ごうき
@IAMGK
2026年5月15日
ハンチバック
市川沙央
読み終わった
「生きれば生きるほど私の身体はいびつに壊れていく。死に向かって壊れるのではない。生きるために壊れる、生き抜いた時間の証として破壊されていく。」
はじめに断っておこう。私はこの作品を好きになれなかった。だから、冒頭の引用も感動した文章からではなく、当たり障りのない文章を選んだ。それほどまでに私はこの作品を好きになれなかった。ので、この作品ならびに作家が好きな人は、この文章を読まない方が良いだろう。
性的な描写が多く、外で読むのが恥ずかしかった。しかし、私がこの作品を良いと思えなかった理由はそこにはない。私がこの作品を受け入れられなかったのは、文体と作者の幼い僻みにある。
まず、文体についてだが、その作品は序盤から「個人アカ」や「学歴ロンダリング」のような軽薄な言葉遣いを用いた口語体と端的な文語体が入り混じっており、なかなかに気持ち悪い。文体の均整が取れておらず、主人公である釈迦の抱える二面性(被護欲と攻撃性)が見つけにくくなる。ただ、淡白ながらユーモア溢れる皮肉には、面白い部分がある。

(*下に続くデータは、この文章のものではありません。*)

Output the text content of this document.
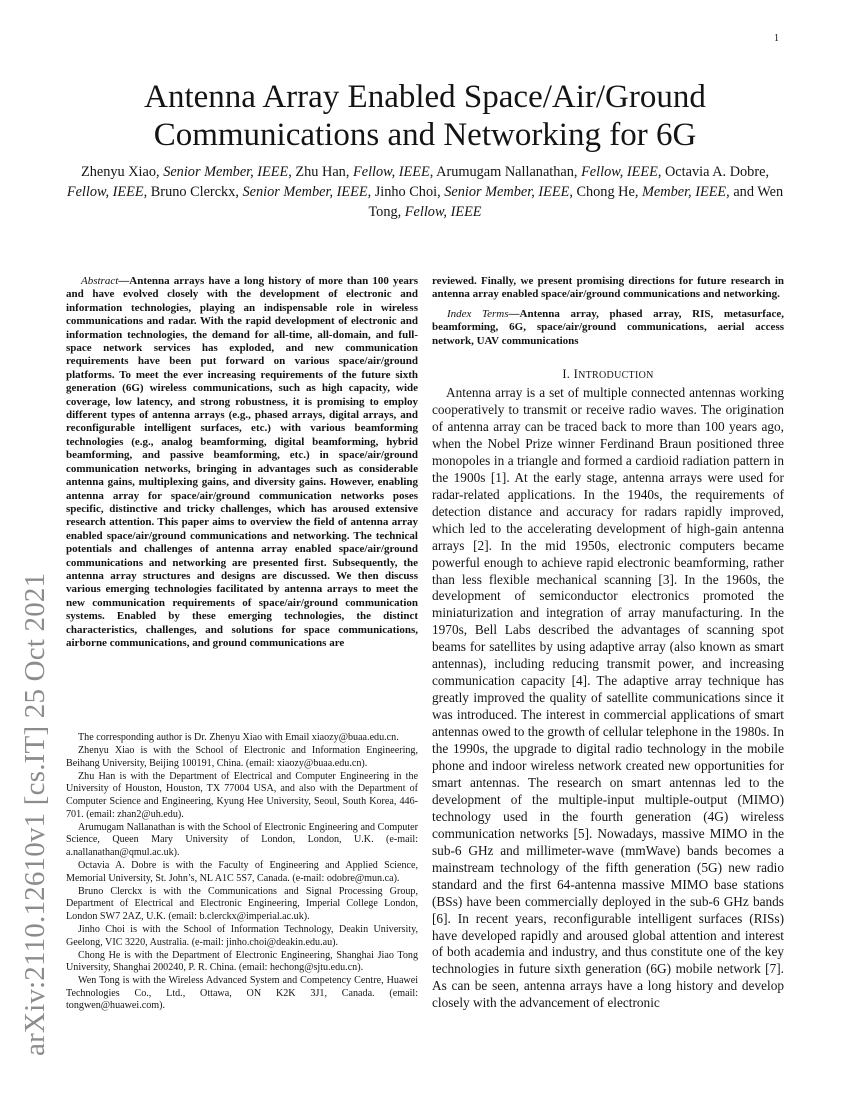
1
arXiv:2110.12610v1 [cs.IT] 25 Oct 2021
Antenna Array Enabled Space/Air/Ground Communications and Networking for 6G
Zhenyu Xiao, Senior Member, IEEE, Zhu Han, Fellow, IEEE, Arumugam Nallanathan, Fellow, IEEE, Octavia A. Dobre, Fellow, IEEE, Bruno Clerckx, Senior Member, IEEE, Jinho Choi, Senior Member, IEEE, Chong He, Member, IEEE, and Wen Tong, Fellow, IEEE

Abstract—Antenna arrays have a long history of more than 100 years and have evolved closely with the development of electronic and information technologies, playing an indispensable role in wireless communications and radar. With the rapid development of electronic and information technologies, the demand for all-time, all-domain, and full-space network services has exploded, and new communication requirements have been put forward on various space/air/ground platforms. To meet the ever increasing requirements of the future sixth generation (6G) wireless communications, such as high capacity, wide coverage, low latency, and strong robustness, it is promising to employ different types of antenna arrays (e.g., phased arrays, digital arrays, and reconfigurable intelligent surfaces, etc.) with various beamforming technologies (e.g., analog beamforming, digital beamforming, hybrid beamforming, and passive beamforming, etc.) in space/air/ground communication networks, bringing in advantages such as considerable antenna gains, multiplexing gains, and diversity gains. However, enabling antenna array for space/air/ground communication networks poses specific, distinctive and tricky challenges, which has aroused extensive research attention. This paper aims to overview the field of antenna array enabled space/air/ground communications and networking. The technical potentials and challenges of antenna array enabled space/air/ground communications and networking are presented first. Subsequently, the antenna array structures and designs are discussed. We then discuss various emerging technologies facilitated by antenna arrays to meet the new communication requirements of space/air/ground communication systems. Enabled by these emerging technologies, the distinct characteristics, challenges, and solutions for space communications, airborne communications, and ground communications are

The corresponding author is Dr. Zhenyu Xiao with Email xiaozy@buaa.edu.cn.

Zhenyu Xiao is with the School of Electronic and Information Engineering, Beihang University, Beijing 100191, China. (email: xiaozy@buaa.edu.cn).

Zhu Han is with the Department of Electrical and Computer Engineering in the University of Houston, Houston, TX 77004 USA, and also with the Department of Computer Science and Engineering, Kyung Hee University, Seoul, South Korea, 446-701. (email: zhan2@uh.edu).

Arumugam Nallanathan is with the School of Electronic Engineering and Computer Science, Queen Mary University of London, London, U.K. (e-mail: a.nallanathan@qmul.ac.uk).

Octavia A. Dobre is with the Faculty of Engineering and Applied Science, Memorial University, St. John’s, NL A1C 5S7, Canada. (e-mail: odobre@mun.ca).

Bruno Clerckx is with the Communications and Signal Processing Group, Department of Electrical and Electronic Engineering, Imperial College London, London SW7 2AZ, U.K. (email: b.clerckx@imperial.ac.uk).

Jinho Choi is with the School of Information Technology, Deakin University, Geelong, VIC 3220, Australia. (e-mail: jinho.choi@deakin.edu.au).

Chong He is with the Department of Electronic Engineering, Shanghai Jiao Tong University, Shanghai 200240, P. R. China. (email: hechong@sjtu.edu.cn).

Wen Tong is with the Wireless Advanced System and Competency Centre, Huawei Technologies Co., Ltd., Ottawa, ON K2K 3J1, Canada. (email: tongwen@huawei.com).

reviewed. Finally, we present promising directions for future research in antenna array enabled space/air/ground communications and networking.

Index Terms—Antenna array, phased array, RIS, metasurface, beamforming, 6G, space/air/ground communications, aerial access network, UAV communications

I. INTRODUCTION

Antenna array is a set of multiple connected antennas working cooperatively to transmit or receive radio waves. The origination of antenna array can be traced back to more than 100 years ago, when the Nobel Prize winner Ferdinand Braun positioned three monopoles in a triangle and formed a cardioid radiation pattern in the 1900s [1]. At the early stage, antenna arrays were used for radar-related applications. In the 1940s, the requirements of detection distance and accuracy for radars rapidly improved, which led to the accelerating development of high-gain antenna arrays [2]. In the mid 1950s, electronic computers became powerful enough to achieve rapid electronic beamforming, rather than less flexible mechanical scanning [3]. In the 1960s, the development of semiconductor electronics promoted the miniaturization and integration of array manufacturing. In the 1970s, Bell Labs described the advantages of scanning spot beams for satellites by using adaptive array (also known as smart antennas), including reducing transmit power, and increasing communication capacity [4]. The adaptive array technique has greatly improved the quality of satellite communications since it was introduced. The interest in commercial applications of smart antennas owed to the growth of cellular telephone in the 1980s. In the 1990s, the upgrade to digital radio technology in the mobile phone and indoor wireless network created new opportunities for smart antennas. The research on smart antennas led to the development of the multiple-input multiple-output (MIMO) technology used in the fourth generation (4G) wireless communication networks [5]. Nowadays, massive MIMO in the sub-6 GHz and millimeter-wave (mmWave) bands becomes a mainstream technology of the fifth generation (5G) new radio standard and the first 64-antenna massive MIMO base stations (BSs) have been commercially deployed in the sub-6 GHz bands [6]. In recent years, reconfigurable intelligent surfaces (RISs) have developed rapidly and aroused global attention and interest of both academia and industry, and thus constitute one of the key technologies in future sixth generation (6G) mobile network [7]. As can be seen, antenna arrays have a long history and develop closely with the advancement of electronic
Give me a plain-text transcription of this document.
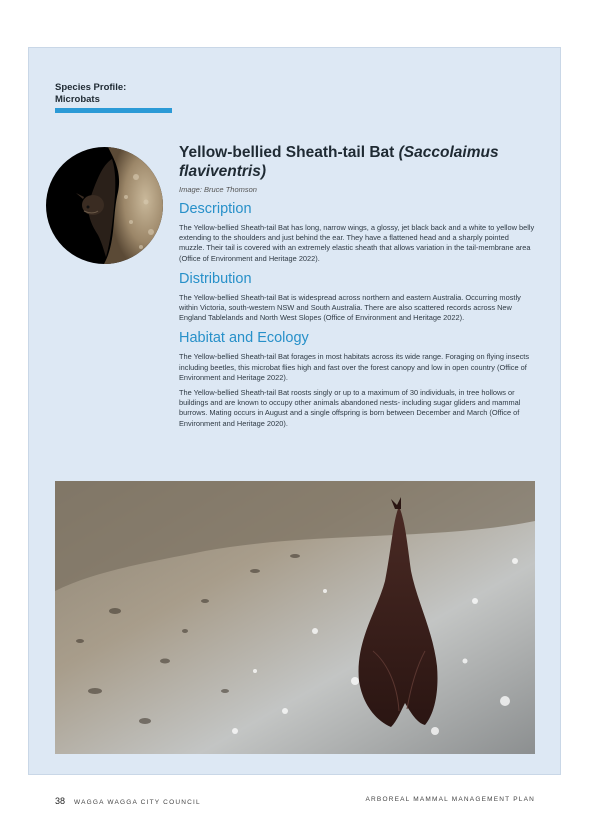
Species Profile:
Microbats
Yellow-bellied Sheath-tail Bat (Saccolaimus flaviventris)
Image: Bruce Thomson
Description

The Yellow-bellied Sheath-tail Bat has long, narrow wings, a glossy, jet black back and a white to yellow belly extending to the shoulders and just behind the ear. They have a flattened head and a sharply pointed muzzle. Their tail is covered with an extremely elastic sheath that allows variation in the tail-membrane area (Office of Environment and Heritage 2022).

Distribution

The Yellow-bellied Sheath-tail Bat is widespread across northern and eastern Australia. Occurring mostly within Victoria, south-western NSW and South Australia. There are also scattered records across New England Tablelands and North West Slopes (Office of Environment and Heritage 2022).

Habitat and Ecology

The Yellow-bellied Sheath-tail Bat forages in most habitats across its wide range. Foraging on flying insects including beetles, this microbat flies high and fast over the forest canopy and low in open country (Office of Environment and Heritage 2022).

The Yellow-bellied Sheath-tail Bat roosts singly or up to a maximum of 30 individuals, in tree hollows or buildings and are known to occupy other animals abandoned nests- including sugar gliders and mammal burrows. Mating occurs in August and a single offspring is born between December and March (Office of Environment and Heritage 2020).

38 WAGGA WAGGA CITY COUNCIL	ARBOREAL MAMMAL MANAGEMENT PLAN
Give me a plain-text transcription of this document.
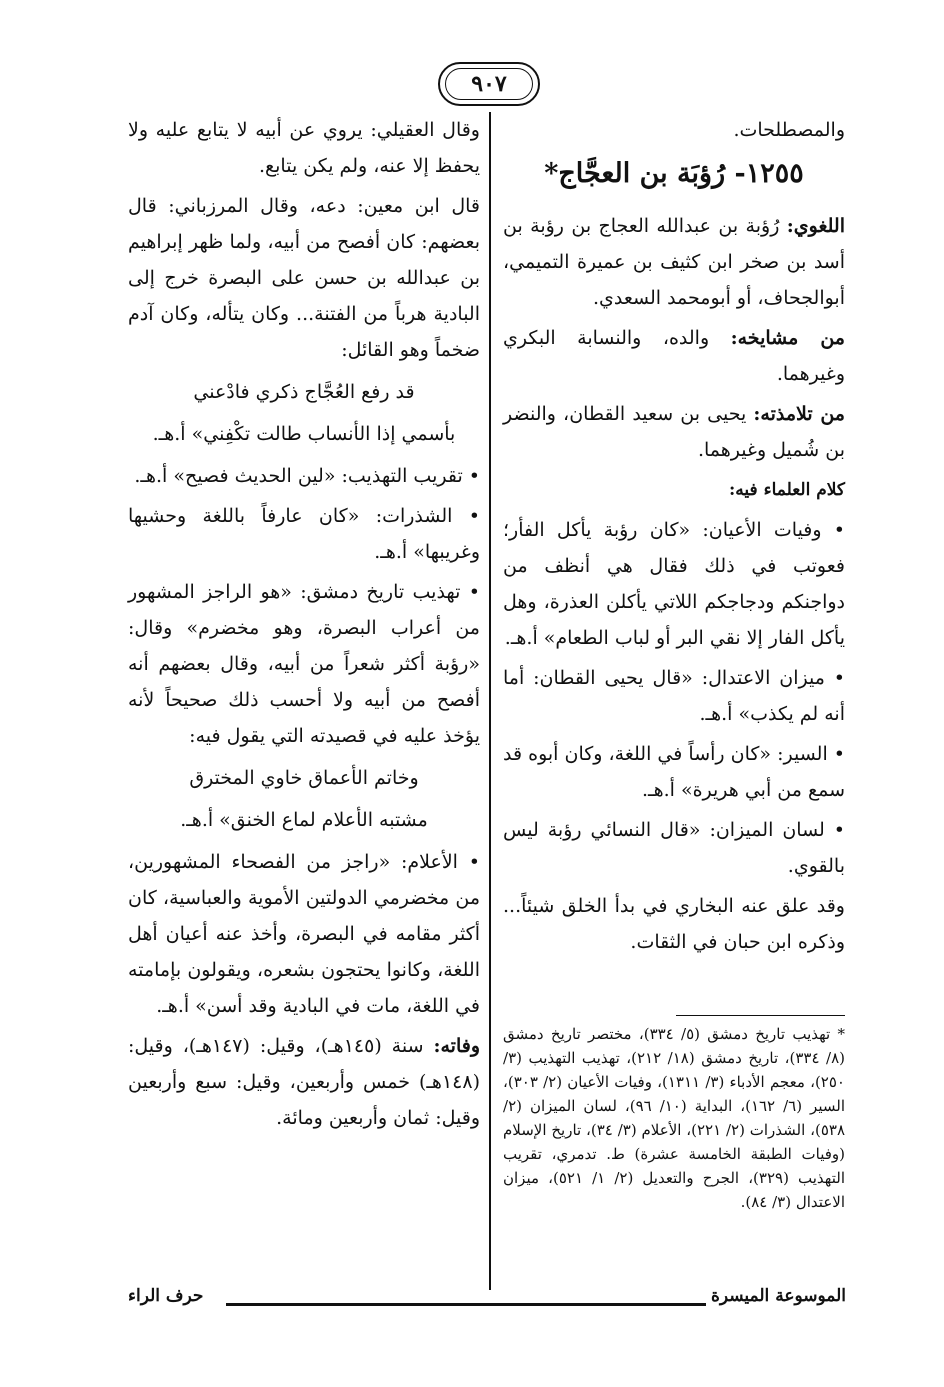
٩٠٧

والمصطلحات.

١٢٥٥- رُؤبَة بن العجَّاج*

اللغوي: رُؤبة بن عبدالله العجاج بن رؤبة بن أسد بن صخر ابن كثيف بن عميرة التميمي، أبوالجحاف، أو أبومحمد السعدي.

من مشايخه: والده، والنسابة البكري وغيرهما.

من تلامذته: يحيى بن سعيد القطان، والنضر بن شُميل وغيرهما.

كلام العلماء فيه:

• وفيات الأعيان: «كان رؤبة يأكل الفأر؛ فعوتب في ذلك فقال هي أنظف من دواجنكم ودجاجكم اللاتي يأكلن العذرة، وهل يأكل الفار إلا نقي البر أو لباب الطعام» أ.هـ.

• ميزان الاعتدال: «قال يحيى القطان: أما أنه لم يكذب» أ.هـ.

• السير: «كان رأساً في اللغة، وكان أبوه قد سمع من أبي هريرة» أ.هـ.

• لسان الميزان: «قال النسائي رؤبة ليس بالقوي.

وقد علق عنه البخاري في بدأ الخلق شيئاً... وذكره ابن حبان في الثقات.

* تهذيب تاريخ دمشق (٥/ ٣٣٤)، مختصر تاريخ دمشق (٨/ ٣٣٤)، تاريخ دمشق (١٨/ ٢١٢)، تهذيب التهذيب (٣/ ٢٥٠)، معجم الأدباء (٣/ ١٣١١)، وفيات الأعيان (٢/ ٣٠٣)، السير (٦/ ١٦٢)، البداية (١٠/ ٩٦)، لسان الميزان (٢/ ٥٣٨)، الشذرات (٢/ ٢٢١)، الأعلام (٣/ ٣٤)، تاريخ الإسلام (وفيات الطبقة الخامسة عشرة) ط. تدمري، تقريب التهذيب (٣٢٩)، الجرح والتعديل (٢/ ١/ ٥٢١)، ميزان الاعتدال (٣/ ٨٤).

وقال العقيلي: يروي عن أبيه لا يتابع عليه ولا يحفظ إلا عنه، ولم يكن يتابع.

قال ابن معين: دعه، وقال المرزباني: قال بعضهم: كان أفصح من أبيه، ولما ظهر إبراهيم بن عبدالله بن حسن على البصرة خرج إلى البادية هرباً من الفتنة... وكان يتأله، وكان آدم ضخماً وهو القائل:

قد رفع العُجَّاج ذكري فادْعني

بأسمي إذا الأنساب طالت تكْفِني» أ.هـ.

• تقريب التهذيب: «لين الحديث فصيح» أ.هـ.

• الشذرات: «كان عارفاً باللغة وحشيها وغريبها» أ.هـ.

• تهذيب تاريخ دمشق: «هو الراجز المشهور من أعراب البصرة، وهو مخضرم» وقال: «رؤبة أكثر شعراً من أبيه، وقال بعضهم أنه أفصح من أبيه ولا أحسب ذلك صحيحاً لأنه يؤخذ عليه في قصيدته التي يقول فيه:

وخاتم الأعماق خاوي المخترق

مشتبه الأعلام لماع الخنق» أ.هـ.

• الأعلام: «راجز من الفصحاء المشهورين، من مخضرمي الدولتين الأموية والعباسية، كان أكثر مقامه في البصرة، وأخذ عنه أعيان أهل اللغة، وكانوا يحتجون بشعره، ويقولون بإمامته في اللغة، مات في البادية وقد أسن» أ.هـ.

وفاته: سنة (١٤٥هـ)، وقيل: (١٤٧هـ)، وقيل: (١٤٨هـ) خمس وأربعين، وقيل: سبع وأربعين وقيل: ثمان وأربعين ومائة.

الموسوعة الميسرة
حرف الراء
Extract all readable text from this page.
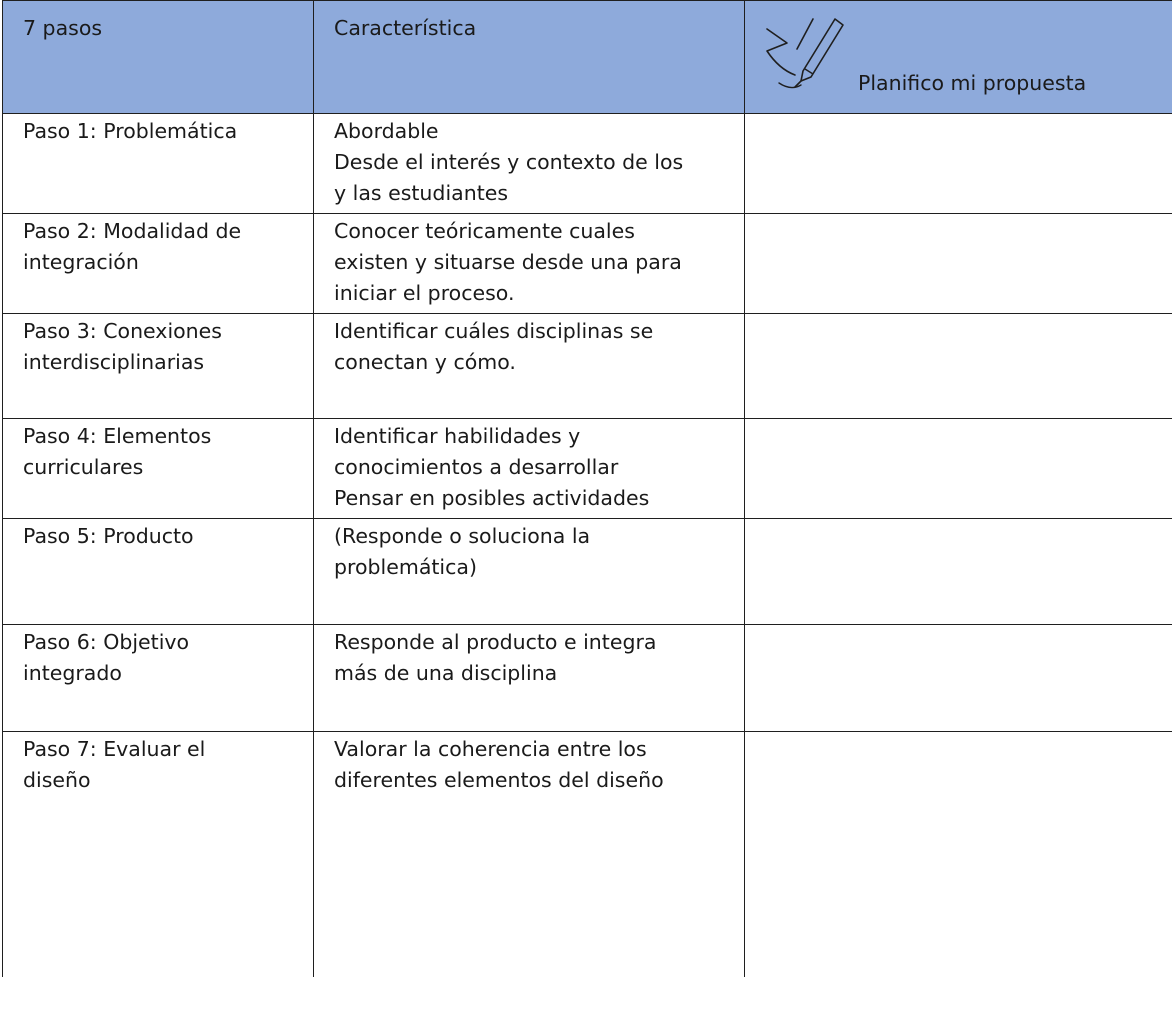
7 pasos	Característica	Planifico mi propuesta

Paso 1: Problemática	Abordable
Desde el interés y contexto de los
y las estudiantes	

Paso 2: Modalidad de
integración	Conocer teóricamente cuales
existen y situarse desde una para
iniciar el proceso.	

Paso 3: Conexiones
interdisciplinarias	Identificar cuáles disciplinas se
conectan y cómo.	

Paso 4: Elementos
curriculares	Identificar habilidades y
conocimientos a desarrollar
Pensar en posibles actividades	

Paso 5: Producto	(Responde o soluciona la
problemática)	

Paso 6: Objetivo
integrado	Responde al producto e integra
más de una disciplina	

Paso 7: Evaluar el
diseño	Valorar la coherencia entre los
diferentes elementos del diseño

問題は後者である。本作は「作者の怒り」的なところを評価されていることは有名な話だが、少なくとも私には怒りというより拙い僻みにしか見えなかった。特に「紙の匂いが好き、とかページをめくる感触が好き、などと宣い電子書籍を貶める健常者は呑気でいい。」という部分は、視野の狭いルサンチマンに他ならない。特に前半はこの軽率な僻みが多く、ただの感想文に過ぎないように思え、それが非常にノイズとなり、読む気も失せ、再読する気にもならないといった始末である。尤も、この怒気と迫力ある文体を僻みとしか捉えられないのは、障害者である姉を間近に見続け育ってきた私の受け取り方の問題なのだろうが。芥川賞の選評を見ると、この文体とそれによる問題提起が評価されたようであるが、少なくとも私には、本作を芸術(文芸)と呼ぶにはあまりにも僻みという拙い私情が混ざり過ぎているように思える。芸術(文芸)が社会への問題提起を含むべきか否かはまた別の議論を用意する必要がありそうだが、少なくともこの作品を終盤まで見ると、優れた点はそういった部分しかないだろう。さしずめ、「背骨文学」といった具合である。
この作品を作品たらしめるのは、最後の展開であろう。私が先程「少なくともこの作品を終盤まで見ると…(後略)」と語ったのは、そのためである。最後の展開があることにより、この膨大なルサンチマンを抱えた感想文は作中作となり、強制的に層を帯びて作品に深みが生まれる。この部分については色々と解釈の仕方が分かれるようだが、私は主人公の物語を客観視することで、その人生を供養し尊厳を見出す構造になっている、と捉えている。『人間失格』のようなものである。とはいえ、そういう構造は一見「釈迦の人生を価値あるものへ昇華する」という点では説得力があるが、ストーリー的な面から見た時に、井沢釈迦が殺された必然性は薄い。また、その直前も、聖書からの引用が述べられているが、これに関しても必然性が全くなく、極めて不可解である。
これらの展開によりこの作品は作品へと昇華したのだろうが、その展開を設る必然性に些か欠けていたため、私には読後の爽快感というものが感じられなかった。して、「社会を恨む感想文が、社会に問題提起をした」「しかし、文学作品のようには思えない」「ユーモア溢れる皮肉が面白い」くらいの感想しかないのである。文庫本に付された往復書簡を読めば見方が深くなるのだろうが、読む気にはなれない。
この感想を読んだことにより、私には2つ、問題点があることが分かった。1つ目は、私はかなりの芸術至上主義であるということ。平野啓一郎は芥川賞の選評で他の作品に対し「他者性」(即ち、読者の存在)について言及していたが、どうも私の中で読者の存在というのは薄い。「現代の文学作品が他者性を意識してデザインされるべきかどうか」というのは、私の考えなければならないところである。もう1つは、一度作品に不満な要素があると、途端にその作品が嫌いになって親身になって考察できないこと。この作品についても、序盤で「嫌いだ」となり、以降あまり深く考えずに読み進めていたが、これは良くない。なおさねばならない。